Single by Ben Howard

from the album Every Kingdom
- Released: 26 August 2011
- Recorded: 2011
- Genre: Folk, indie folk
- Length: 4:22
- Label: Island
- Songwriter: Ben Howard

Ben Howard singles chronology
| "The Wolves" (2011) | "Keep Your Head Up" (2011) | "The Fear" (2012) |

= Keep Your Head Up (Ben Howard song) =

"Keep Your Head Up" is a song by British singer-songwriter Ben Howard from his debut studio album Every Kingdom. It was released as a single in the United Kingdom on 26 August 2011 as a digital download. It reached a peak UK Singles Chart position of 74. The song was written by Ben Howard. The cover art was designed by Owen Tozer. It is a re-recording of the original version found on the Games in the Dark EP.
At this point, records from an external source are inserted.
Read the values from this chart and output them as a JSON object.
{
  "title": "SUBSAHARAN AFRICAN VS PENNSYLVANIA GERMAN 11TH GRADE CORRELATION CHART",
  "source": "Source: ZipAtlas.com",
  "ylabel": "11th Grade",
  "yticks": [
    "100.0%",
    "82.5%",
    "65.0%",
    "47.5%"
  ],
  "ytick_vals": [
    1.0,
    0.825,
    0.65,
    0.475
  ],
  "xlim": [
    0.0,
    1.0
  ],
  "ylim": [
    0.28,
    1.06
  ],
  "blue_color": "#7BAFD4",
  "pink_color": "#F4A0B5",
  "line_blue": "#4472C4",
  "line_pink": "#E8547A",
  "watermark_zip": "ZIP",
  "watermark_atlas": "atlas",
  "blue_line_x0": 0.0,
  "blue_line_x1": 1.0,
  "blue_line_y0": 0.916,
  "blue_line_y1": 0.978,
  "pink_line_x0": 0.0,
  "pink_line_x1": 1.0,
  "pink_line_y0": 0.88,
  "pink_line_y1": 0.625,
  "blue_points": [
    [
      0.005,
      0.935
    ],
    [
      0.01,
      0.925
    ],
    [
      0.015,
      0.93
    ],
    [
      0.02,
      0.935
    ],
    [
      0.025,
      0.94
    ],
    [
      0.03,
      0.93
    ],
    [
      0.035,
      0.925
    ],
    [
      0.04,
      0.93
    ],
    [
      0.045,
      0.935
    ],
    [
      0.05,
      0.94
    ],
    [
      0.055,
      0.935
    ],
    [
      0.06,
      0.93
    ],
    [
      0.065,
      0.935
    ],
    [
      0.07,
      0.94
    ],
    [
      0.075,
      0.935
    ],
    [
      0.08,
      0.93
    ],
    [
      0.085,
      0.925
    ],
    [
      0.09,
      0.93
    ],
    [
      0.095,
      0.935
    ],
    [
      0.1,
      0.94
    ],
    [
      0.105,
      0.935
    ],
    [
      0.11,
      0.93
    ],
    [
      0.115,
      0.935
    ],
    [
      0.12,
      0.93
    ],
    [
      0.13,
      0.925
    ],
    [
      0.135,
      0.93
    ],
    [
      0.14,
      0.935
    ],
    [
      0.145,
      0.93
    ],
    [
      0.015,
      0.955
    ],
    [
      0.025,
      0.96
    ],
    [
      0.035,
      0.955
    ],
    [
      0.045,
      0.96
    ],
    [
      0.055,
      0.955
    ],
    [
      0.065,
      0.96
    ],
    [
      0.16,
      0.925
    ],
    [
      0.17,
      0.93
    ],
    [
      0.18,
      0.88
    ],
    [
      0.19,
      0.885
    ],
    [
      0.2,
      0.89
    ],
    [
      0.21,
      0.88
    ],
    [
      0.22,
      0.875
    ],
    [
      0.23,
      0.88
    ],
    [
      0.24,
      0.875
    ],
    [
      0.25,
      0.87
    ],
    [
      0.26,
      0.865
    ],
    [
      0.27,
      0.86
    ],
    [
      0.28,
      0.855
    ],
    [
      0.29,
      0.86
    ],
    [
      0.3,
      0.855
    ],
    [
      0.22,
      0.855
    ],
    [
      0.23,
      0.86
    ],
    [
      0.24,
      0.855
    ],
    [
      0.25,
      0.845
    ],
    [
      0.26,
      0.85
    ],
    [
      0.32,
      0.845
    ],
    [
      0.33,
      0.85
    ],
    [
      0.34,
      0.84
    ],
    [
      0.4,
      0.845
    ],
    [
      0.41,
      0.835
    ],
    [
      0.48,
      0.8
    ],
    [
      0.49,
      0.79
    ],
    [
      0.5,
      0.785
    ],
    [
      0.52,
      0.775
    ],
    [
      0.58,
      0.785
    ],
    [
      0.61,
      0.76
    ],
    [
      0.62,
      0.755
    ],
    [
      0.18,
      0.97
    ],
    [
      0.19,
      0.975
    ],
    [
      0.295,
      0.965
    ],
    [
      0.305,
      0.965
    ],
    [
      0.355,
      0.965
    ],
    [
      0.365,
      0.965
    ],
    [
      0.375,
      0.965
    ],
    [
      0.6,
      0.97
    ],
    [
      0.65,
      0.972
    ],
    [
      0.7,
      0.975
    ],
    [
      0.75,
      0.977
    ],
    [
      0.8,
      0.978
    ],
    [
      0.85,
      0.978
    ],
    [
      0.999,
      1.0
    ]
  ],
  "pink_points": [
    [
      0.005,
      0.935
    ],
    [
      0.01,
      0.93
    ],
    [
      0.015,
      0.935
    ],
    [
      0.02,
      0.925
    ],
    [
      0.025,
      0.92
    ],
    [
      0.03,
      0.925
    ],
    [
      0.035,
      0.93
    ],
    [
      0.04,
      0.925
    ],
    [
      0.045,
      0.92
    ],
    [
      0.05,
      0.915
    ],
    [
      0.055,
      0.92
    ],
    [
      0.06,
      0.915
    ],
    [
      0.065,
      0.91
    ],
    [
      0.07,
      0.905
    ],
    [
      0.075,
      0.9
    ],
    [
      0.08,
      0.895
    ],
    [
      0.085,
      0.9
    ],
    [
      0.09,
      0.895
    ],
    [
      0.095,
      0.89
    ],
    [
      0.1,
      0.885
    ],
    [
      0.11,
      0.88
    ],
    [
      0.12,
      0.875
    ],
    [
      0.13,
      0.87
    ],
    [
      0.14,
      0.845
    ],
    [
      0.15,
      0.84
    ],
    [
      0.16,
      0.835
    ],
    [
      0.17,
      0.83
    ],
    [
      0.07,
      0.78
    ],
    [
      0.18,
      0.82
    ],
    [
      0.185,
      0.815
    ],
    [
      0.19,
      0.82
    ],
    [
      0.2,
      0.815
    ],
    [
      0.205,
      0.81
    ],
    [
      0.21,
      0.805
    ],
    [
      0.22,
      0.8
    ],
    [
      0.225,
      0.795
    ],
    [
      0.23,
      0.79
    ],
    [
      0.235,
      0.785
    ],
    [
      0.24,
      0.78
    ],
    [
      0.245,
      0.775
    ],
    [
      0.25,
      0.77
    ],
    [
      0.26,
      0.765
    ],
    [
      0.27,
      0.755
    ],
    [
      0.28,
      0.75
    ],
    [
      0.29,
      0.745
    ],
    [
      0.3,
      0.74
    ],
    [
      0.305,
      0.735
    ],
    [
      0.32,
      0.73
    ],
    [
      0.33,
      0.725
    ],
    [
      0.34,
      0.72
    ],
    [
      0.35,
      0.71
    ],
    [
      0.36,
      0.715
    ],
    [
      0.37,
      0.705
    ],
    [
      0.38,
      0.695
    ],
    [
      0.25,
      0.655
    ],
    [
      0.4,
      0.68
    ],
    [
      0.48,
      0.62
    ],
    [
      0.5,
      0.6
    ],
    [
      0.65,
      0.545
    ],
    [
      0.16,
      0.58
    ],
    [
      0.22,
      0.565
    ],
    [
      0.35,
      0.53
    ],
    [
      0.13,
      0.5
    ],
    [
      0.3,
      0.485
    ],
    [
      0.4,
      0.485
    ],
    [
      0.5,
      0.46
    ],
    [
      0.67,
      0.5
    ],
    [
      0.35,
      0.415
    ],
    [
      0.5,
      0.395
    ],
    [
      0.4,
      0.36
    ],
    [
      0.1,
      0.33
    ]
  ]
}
The song was voted to be 3VOOR12 song of the year on the Dutch radio station 3FM.

==Music video==
A music video to accompany the release of "Keep Your Head Up" was released onto YouTube on 18 August 2011 with a total length of three minutes and fifty-five seconds. The video is also included on the deluxe edition of the studio album Every Kingdom.

==Track listing==

| No. | Title | Length |
|---|---|---|
| 1. | "Keep Your Head Up" | 4:22 |
| 2. | "Depth over Distance" | 4:48 |
| Total length: |  | 9:10 |

==Chart performance==

| Chart (2011) | Peak Position |
|---|---|
| UK Singles Chart | 46 |
| UK Streaming Chart | 65 |
| Belgian Chart (Wallonia) | 28 |
| Belgian Chart (Flanders) | 87 |
| Dutch Chart | 14 |
| German Chart | 68 |
| U.S. Billboard Adult Alternative | 15 |

==Certifications==

| Region | Certification | Certified units/sales |
| Australia (ARIA) | Platinum | 70,000^{‡} |
| Germany (BVMI) | Gold | 150,000^{‡} |
| New Zealand (RMNZ) | Platinum | 30,000^{‡} |
| United Kingdom (BPI) | Platinum | 600,000^{‡} |
^{‡} Sales+streaming figures based on certification alone.

==Release history==

| Country | Release date | Format | Label |
|---|---|---|---|
| United Kingdom | 26 August 2011 | Digital Download | Island |

==Covers==
Sandra van Nieuwland covered the song on The Voice of Holland. It was released as a single in The Netherlands on 17 November 2012 as a digital download. It reached number one in the Mega Single Top 100 and the Dutch Top 40.
British post-hardcore band Enter Shikari covered the song as part of a live session on Huw Stephens' show on BBC Radio 1.